The commenter's example of Palin's relative youth providing her with a sort of innate privilege of feminism is good, and all she would need is to be ignorant of the fact that she owes everything she is to the left's insistence on challenging patriarchy.
But this isn't just Palin. Modern conservatism as a whole seems to be completely ignorant of what the left has achieved for the concept of civil rights, and that the right was fighting them the whole way. Everyone can't simply be that ignorant. There must be deeper, structural reasons for this inability to deal with the reality of history.
For instance, there have been very few conservatives out there even interested in race, aside from as a reactionary politics in which race is "all in the past" and liberals are the only real problem. But where were the conservative writers in the 50's, 60's, and 70's? Suddenly, in the 80's we get the growth of the angry white male backlash - ala Limbaugh - and suddenly we're all OK and it's the liberals using race to "get votes" with welfare, food stamps, etc.

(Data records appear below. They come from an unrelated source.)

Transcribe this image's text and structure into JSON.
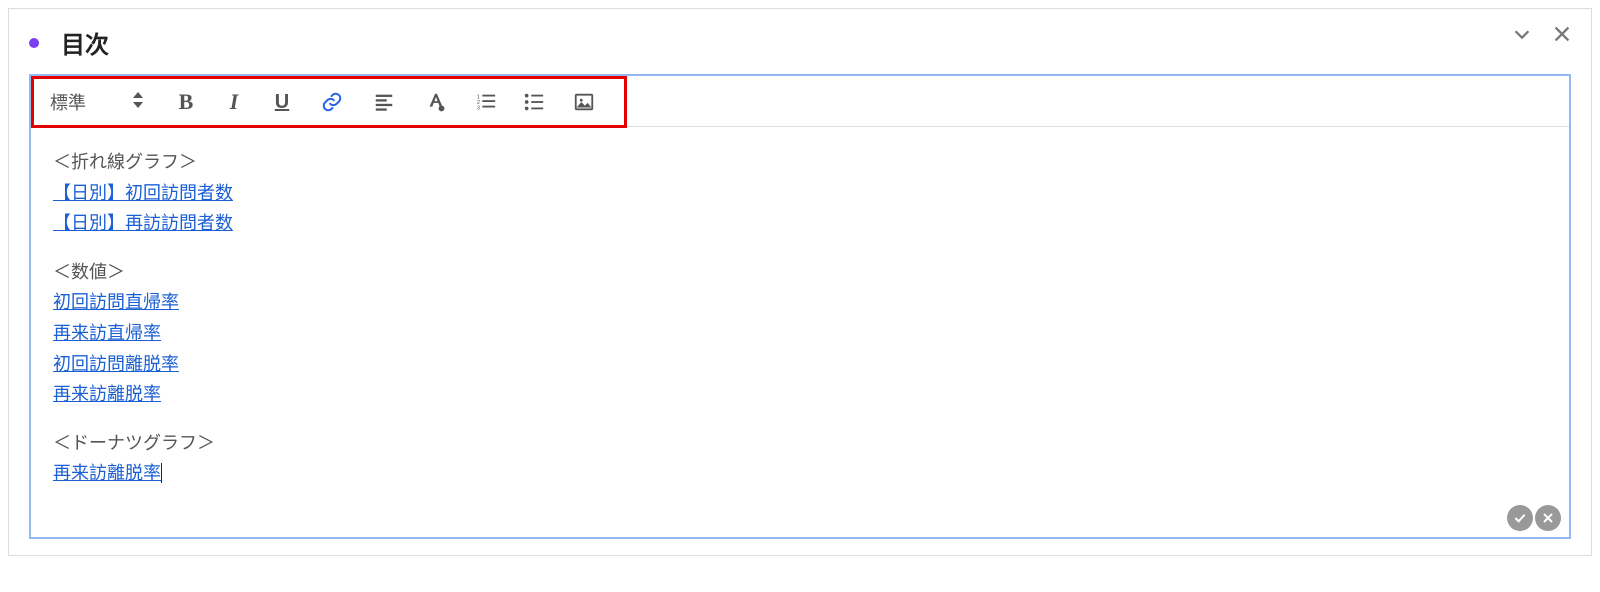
{
  "panel": {
    "title": "目次"
  },
  "toolbar": {
    "style": "標準"
  },
  "content": {
    "groups": [
      {
        "heading": "＜折れ線グラフ＞",
        "links": [
          "【日別】初回訪問者数",
          "【日別】再訪訪問者数"
        ]
      },
      {
        "heading": "＜数値＞",
        "links": [
          "初回訪問直帰率",
          "再来訪直帰率",
          "初回訪問離脱率",
          "再来訪離脱率"
        ]
      },
      {
        "heading": "＜ドーナツグラフ＞",
        "links": [
          "再来訪離脱率"
        ]
      }
    ]
  }
}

Yet meanwhile, for decades, the left had been plugging away. Starting with rallies and marches - ala King, they then filled out academia in the 70's and 80's, making a systematic dismantling of race, gender, sexuality, etc. an institution in America (obviously the civil rights movement is much older, but this was breaking into the establishment). Black studies, women studies, etc. all sought to put all of these forms of hatred and oppression under a microscope, seeing them as a cancer upon society and violating the nation's ideals. They wanted to know what actually happened, why it happened, how it happened and how to stop it from ever happening again.

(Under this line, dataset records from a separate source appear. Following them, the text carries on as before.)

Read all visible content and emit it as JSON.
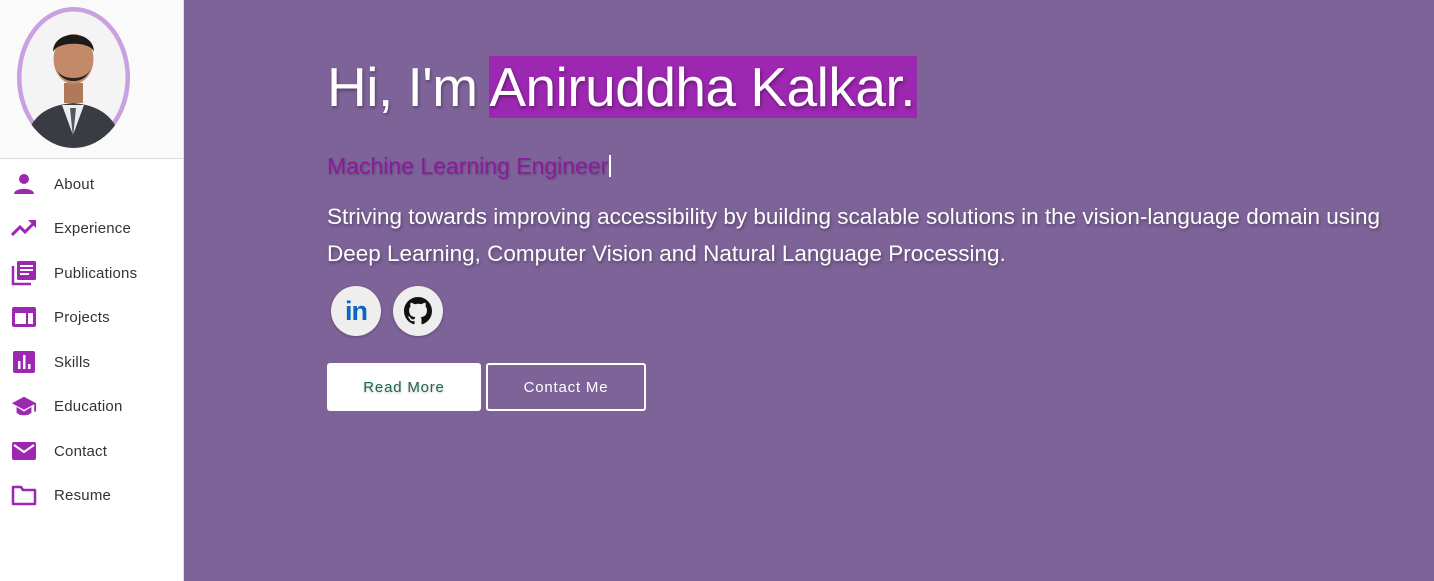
{
  "sidebar": {
    "profile_photo": "portrait-photo",
    "items": [
      {
        "label": "About",
        "icon": "person-icon"
      },
      {
        "label": "Experience",
        "icon": "trending-up-icon"
      },
      {
        "label": "Publications",
        "icon": "library-books-icon"
      },
      {
        "label": "Projects",
        "icon": "web-icon"
      },
      {
        "label": "Skills",
        "icon": "bar-chart-icon"
      },
      {
        "label": "Education",
        "icon": "school-icon"
      },
      {
        "label": "Contact",
        "icon": "mail-icon"
      },
      {
        "label": "Resume",
        "icon": "folder-icon"
      }
    ]
  },
  "hero": {
    "greeting": "Hi, I'm ",
    "name": "Aniruddha Kalkar.",
    "role": "Machine Learning Engineer",
    "description": "Striving towards improving accessibility by building scalable solutions in the vision-language domain using Deep Learning, Computer Vision and Natural Language Processing.",
    "social": [
      {
        "name": "linkedin-icon",
        "text": "in"
      },
      {
        "name": "github-icon"
      }
    ],
    "buttons": {
      "read_more": "Read More",
      "contact_me": "Contact Me"
    }
  },
  "colors": {
    "accent": "#9c27b0",
    "main_background": "#7e6399",
    "role_text": "#8b1a9c",
    "read_more_text": "#1f6b4a"
  }
}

And the discussion continues. Racism, sexism, homophobia, etc. are still alive and thriving. The left believes it has many of the answers, and unfortunately for the right, the blame lies squarely at their feet, in a variety of ways.
The problem is that the right has no response, other than utter denial. Yet it is a "dumb" denial, in the sense that they aren't really sure what the problem is. The pat reaction is to simply accuse liberals of baseless attacks. But this is their only option, because while they know racism and hate are wrong (well, usually. see: gays, immigrants, Muslims), they don't understand the historical nature of hate, and how it works.
This claim would be easy to refute. Just show evidence of conservatives attempting to understand where hate comes from and how it operates. Because the right has never been interested in doing this, and they certainly haven't taken the time to read the liberals who have, they aren't familiar with the basic theory. In academia, everything from psychology, economics, sociology, to neuroscience has weighed in repeatedly, for decades. A broad literature exists that has many of the answers.
But to the modern right, you're either a racist or you aren't. Racism is bad. Not being racist is good. But that's about the beginning and the end of it. Aside from tortured narratives about liberals creating racism among minorities (ugh, that was hard to write), there is essentially zero discussion of the historical context or theoretical foundations - the where, why and how of hate.
No unconscious memes or biases. No cultural patterns or sociological pressures. No economic systems of power. No entrenched classes or power hierarchies. Trying to have a conversation about race with those so ignorant of basic concepts is like talking to someone with their fingers in their ears.